The question that has vexed many analysts and consumers is how these once pioneering companies could fall so spectacularly in such a short period of time. In truth, the answer can be summed up in one word: competition. It is true that Nokia and Blackberry were both overtaken, product-wise, by the iPhone 3G and Google's Android system in 2008. However, it was their failure to see the huge change in the mobile market that these products would bring that led to their downfall.
In short, both companies were too slow to react; neither could replicate the quality package of Apple's iPhone, or match the flexibility and openness of Google's Android system.
BlackBerry in particular has suffered from the inexorable rise of app-based mobile phones. Much of its appeal was wrapped up in its reliable and secure BBM service, which attracted everyone from governments to teenagers. But since 2008, Android and iOS applications such as WhatsApp have overtaken BBM; WhatsApp now handles 31 billion messages a day, compared to BBM's 10 billion.
Of the two pioneers, Nokia appears to be the most likely to weather the storm and re-emerge as a contender, thanks to its tie up with Microsoft and Windows Phone. Microsoft's operating system, which has been installed on all Nokia products since 2011, has gradually gained market share against Apple's iOS over the last year.
The company has also kept hold of its patent library, which is likely to be a lucrative source of revenue. Microsoft developers, desperate to attract Android's 900 million users to their products, are likely to want some of Nokia's technologies. Unfortunately, Blackberry appears to be facing a far harder road.
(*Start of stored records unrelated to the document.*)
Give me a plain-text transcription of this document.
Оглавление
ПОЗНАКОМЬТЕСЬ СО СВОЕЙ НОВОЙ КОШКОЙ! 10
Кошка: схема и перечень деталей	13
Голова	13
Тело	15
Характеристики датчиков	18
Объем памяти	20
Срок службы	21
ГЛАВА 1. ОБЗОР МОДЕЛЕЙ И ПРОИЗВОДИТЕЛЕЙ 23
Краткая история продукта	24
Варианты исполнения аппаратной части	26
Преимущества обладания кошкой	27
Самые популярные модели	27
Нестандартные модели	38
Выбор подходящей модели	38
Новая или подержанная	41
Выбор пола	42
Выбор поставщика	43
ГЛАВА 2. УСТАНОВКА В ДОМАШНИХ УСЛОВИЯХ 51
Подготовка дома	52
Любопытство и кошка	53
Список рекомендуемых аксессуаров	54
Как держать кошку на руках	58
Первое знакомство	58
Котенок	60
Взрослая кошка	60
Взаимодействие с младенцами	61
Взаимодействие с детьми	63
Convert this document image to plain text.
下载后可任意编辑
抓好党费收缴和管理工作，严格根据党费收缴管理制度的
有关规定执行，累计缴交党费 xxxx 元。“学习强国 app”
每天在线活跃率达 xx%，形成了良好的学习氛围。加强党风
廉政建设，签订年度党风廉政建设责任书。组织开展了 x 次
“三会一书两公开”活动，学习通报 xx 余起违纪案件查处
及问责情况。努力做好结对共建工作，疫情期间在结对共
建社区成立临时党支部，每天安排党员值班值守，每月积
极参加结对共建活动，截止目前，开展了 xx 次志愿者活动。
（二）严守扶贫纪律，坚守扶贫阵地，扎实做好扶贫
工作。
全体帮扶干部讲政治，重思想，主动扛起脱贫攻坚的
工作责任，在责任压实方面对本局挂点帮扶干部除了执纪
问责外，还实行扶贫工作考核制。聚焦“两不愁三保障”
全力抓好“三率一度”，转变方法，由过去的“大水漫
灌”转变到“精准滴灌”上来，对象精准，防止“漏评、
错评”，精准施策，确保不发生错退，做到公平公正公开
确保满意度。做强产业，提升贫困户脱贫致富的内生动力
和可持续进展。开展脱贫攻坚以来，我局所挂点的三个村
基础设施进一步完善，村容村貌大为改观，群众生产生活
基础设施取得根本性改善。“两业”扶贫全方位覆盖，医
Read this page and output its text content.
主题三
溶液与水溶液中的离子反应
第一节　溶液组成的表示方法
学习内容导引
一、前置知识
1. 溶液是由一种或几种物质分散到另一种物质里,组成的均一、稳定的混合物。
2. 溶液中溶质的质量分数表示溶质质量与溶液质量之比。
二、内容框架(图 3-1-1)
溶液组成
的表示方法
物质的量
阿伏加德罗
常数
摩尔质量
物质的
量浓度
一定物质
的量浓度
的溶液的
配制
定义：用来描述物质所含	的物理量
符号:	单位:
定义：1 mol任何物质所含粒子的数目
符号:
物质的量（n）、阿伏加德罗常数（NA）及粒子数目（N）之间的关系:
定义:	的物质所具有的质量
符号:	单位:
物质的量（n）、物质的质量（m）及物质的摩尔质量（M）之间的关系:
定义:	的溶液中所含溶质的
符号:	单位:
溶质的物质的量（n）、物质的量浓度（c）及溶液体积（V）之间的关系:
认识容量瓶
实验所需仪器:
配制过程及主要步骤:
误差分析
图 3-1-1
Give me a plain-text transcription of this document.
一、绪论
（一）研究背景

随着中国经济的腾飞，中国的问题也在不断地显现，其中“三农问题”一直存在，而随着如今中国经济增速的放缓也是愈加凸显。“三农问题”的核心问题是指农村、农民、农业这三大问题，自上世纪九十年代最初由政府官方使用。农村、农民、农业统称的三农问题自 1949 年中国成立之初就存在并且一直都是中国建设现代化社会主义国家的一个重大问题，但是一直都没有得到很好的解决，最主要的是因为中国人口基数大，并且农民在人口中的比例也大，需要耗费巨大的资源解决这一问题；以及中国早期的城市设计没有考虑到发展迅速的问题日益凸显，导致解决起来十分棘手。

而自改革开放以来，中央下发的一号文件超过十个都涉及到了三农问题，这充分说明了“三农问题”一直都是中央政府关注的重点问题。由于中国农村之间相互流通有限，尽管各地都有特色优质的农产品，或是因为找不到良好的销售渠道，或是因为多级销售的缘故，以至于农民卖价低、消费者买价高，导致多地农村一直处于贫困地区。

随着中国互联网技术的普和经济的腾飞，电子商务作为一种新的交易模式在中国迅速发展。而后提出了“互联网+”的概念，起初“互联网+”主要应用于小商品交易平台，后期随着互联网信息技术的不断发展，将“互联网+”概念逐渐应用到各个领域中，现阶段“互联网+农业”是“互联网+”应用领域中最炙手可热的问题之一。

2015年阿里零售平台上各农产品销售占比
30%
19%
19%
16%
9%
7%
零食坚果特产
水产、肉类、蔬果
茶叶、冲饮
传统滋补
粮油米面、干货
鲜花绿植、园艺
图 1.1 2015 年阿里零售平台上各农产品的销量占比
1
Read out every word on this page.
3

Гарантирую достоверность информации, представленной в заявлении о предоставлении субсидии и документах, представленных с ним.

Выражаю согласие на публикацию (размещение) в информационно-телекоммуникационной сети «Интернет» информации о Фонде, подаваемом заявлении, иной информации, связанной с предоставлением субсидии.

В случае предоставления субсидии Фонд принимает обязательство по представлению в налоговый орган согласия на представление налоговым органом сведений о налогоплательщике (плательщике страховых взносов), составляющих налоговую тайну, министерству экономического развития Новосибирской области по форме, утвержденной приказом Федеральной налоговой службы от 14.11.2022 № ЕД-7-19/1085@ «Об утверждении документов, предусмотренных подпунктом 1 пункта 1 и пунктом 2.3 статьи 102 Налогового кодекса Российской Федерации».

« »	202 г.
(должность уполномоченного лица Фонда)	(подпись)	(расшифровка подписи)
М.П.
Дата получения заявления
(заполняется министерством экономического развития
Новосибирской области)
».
The company had already announced its withdrawal from the lucrative consumer market following the failure of its Z10 smartphones earlier this year, in an effort to focus on its core business services. The seemingly enforced sale of the company for a fraction of its worth five years ago would suggest that this might not save the once-great brand.
Its remarkable to think that a product that practically everybody once enjoyed being associated with, has drifted away into the distance of the smartphone race. BlackBerry and Nokia have sowed the seeds of their own demise.